For companies like ours, which rely on the steel market, we’ve had to embrace the challenges presented in 2022. We know our customers need guarantees that the products we are quoting for are the ones they will be getting and we know they need assurances there will be no sudden increase in material costs that put their project in jeopardy. So, we’ve had to find ways to smooth the peaks in costs by putting in place a strategy that will protect our customers from price volatility while ensuring our products and pricing remain competitive.
The improvements and investments we’ve made to our site in Telford to enhance our green credentials have actually played a massive part in finding a solution to the current steel market disruption. The factory extension has given us extra room to store raw materials, so we can buy more steel at a guaranteed price for customers. The money we’ve saved on our energy costs by putting solar panels on the roof of the extension has given us additional funds to invest in building our stocks. Together, these two factors have helped us buy more steel and keep our product prices stable.

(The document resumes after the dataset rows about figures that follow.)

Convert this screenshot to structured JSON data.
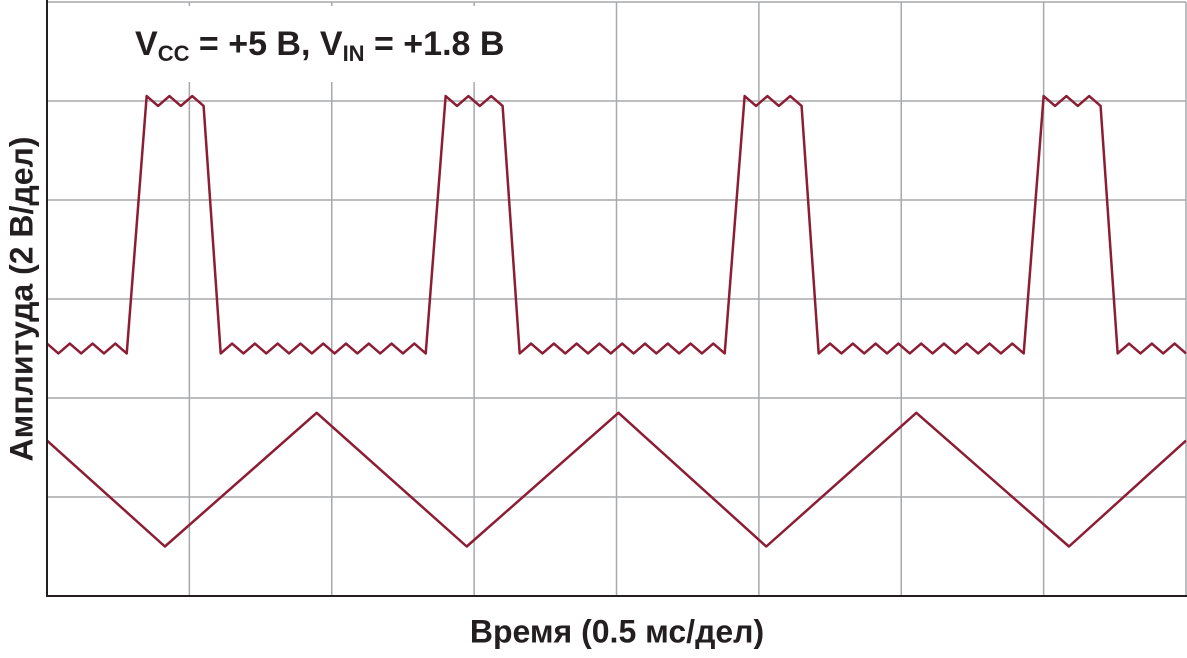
{
  "chart_data": {
    "type": "line",
    "title": [
      "V",
      "CC",
      " = +5 В, V",
      "IN",
      " = +1.8 В"
    ],
    "xlabel": "Время (0.5 мс/дел)",
    "ylabel": "Амплитуда (2 В/дел)",
    "xlim": [
      0,
      4
    ],
    "xticks": [
      0,
      0.5,
      1,
      1.5,
      2,
      2.5,
      3,
      3.5,
      4
    ],
    "ylim": [
      -5,
      7
    ],
    "yticks": [
      -5,
      -3,
      -1,
      1,
      3,
      5,
      7
    ],
    "grid": true,
    "series": [
      {
        "color": "#8c1d35",
        "x": [
          0,
          0.04,
          0.08,
          0.12,
          0.16,
          0.2,
          0.24,
          0.28,
          0.35,
          0.39,
          0.43,
          0.47,
          0.51,
          0.55,
          0.61,
          0.65,
          0.69,
          0.73,
          0.77,
          0.81,
          0.85,
          0.89,
          0.93,
          0.97,
          1.01,
          1.05,
          1.09,
          1.13,
          1.17,
          1.21,
          1.25,
          1.29,
          1.33,
          1.4,
          1.44,
          1.48,
          1.52,
          1.56,
          1.6,
          1.66,
          1.7,
          1.74,
          1.78,
          1.82,
          1.86,
          1.9,
          1.94,
          1.98,
          2.02,
          2.06,
          2.1,
          2.14,
          2.18,
          2.22,
          2.26,
          2.3,
          2.34,
          2.38,
          2.45,
          2.49,
          2.53,
          2.57,
          2.61,
          2.65,
          2.71,
          2.75,
          2.79,
          2.83,
          2.87,
          2.91,
          2.95,
          2.99,
          3.03,
          3.07,
          3.11,
          3.15,
          3.19,
          3.23,
          3.27,
          3.31,
          3.35,
          3.39,
          3.43,
          3.5,
          3.54,
          3.58,
          3.62,
          3.66,
          3.7,
          3.76,
          3.8,
          3.84,
          3.88,
          3.92,
          3.96,
          4
        ],
        "values": [
          0.1,
          -0.1,
          0.1,
          -0.1,
          0.1,
          -0.1,
          0.1,
          -0.1,
          5.1,
          4.9,
          5.1,
          4.9,
          5.1,
          4.9,
          -0.1,
          0.1,
          -0.1,
          0.1,
          -0.1,
          0.1,
          -0.1,
          0.1,
          -0.1,
          0.1,
          -0.1,
          0.1,
          -0.1,
          0.1,
          -0.1,
          0.1,
          -0.1,
          0.1,
          -0.1,
          5.1,
          4.9,
          5.1,
          4.9,
          5.1,
          4.9,
          -0.1,
          0.1,
          -0.1,
          0.1,
          -0.1,
          0.1,
          -0.1,
          0.1,
          -0.1,
          0.1,
          -0.1,
          0.1,
          -0.1,
          0.1,
          -0.1,
          0.1,
          -0.1,
          0.1,
          -0.1,
          5.1,
          4.9,
          5.1,
          4.9,
          5.1,
          4.9,
          -0.1,
          0.1,
          -0.1,
          0.1,
          -0.1,
          0.1,
          -0.1,
          0.1,
          -0.1,
          0.1,
          -0.1,
          0.1,
          -0.1,
          0.1,
          -0.1,
          0.1,
          -0.1,
          0.1,
          -0.1,
          5.1,
          4.9,
          5.1,
          4.9,
          5.1,
          4.9,
          -0.1,
          0.1,
          -0.1,
          0.1,
          -0.1,
          0.1,
          -0.1
        ]
      },
      {
        "color": "#8c1d35",
        "x": [
          0,
          0.414,
          0.947,
          1.474,
          2.007,
          2.526,
          3.053,
          3.589,
          4
        ],
        "values": [
          -1.86,
          -4,
          -1.3,
          -4,
          -1.3,
          -4,
          -1.3,
          -4,
          -1.86
        ]
      }
    ]
  }
}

As a business based in the industrial heartland of the West Midlands, we work closely with a number of local steel stockholders to secure the best steel at the best price for our products. We use S275J2 which isn’t standard steel – it’s one better, and it can withstand lower temperatures than the steel most of our competitors use. Where we can, we go for ‘green steel’, which uses less energy to make it. This specification of steel can fluctuate by £100 per tonne between suppliers, so we’ll always shop around to get the best deal.
As we move into 2023, softening demand from construction and an unwillingness in the supply chain to meet exorbitant material costs gives us some hope that steel prices will come down or at least level out in the new year. Until then, we will continue to use the resources and additional capacity at our facility to buy high quality steel in bulk to ensure we always have a plentiful supply, at the price and quality you expect from FSP.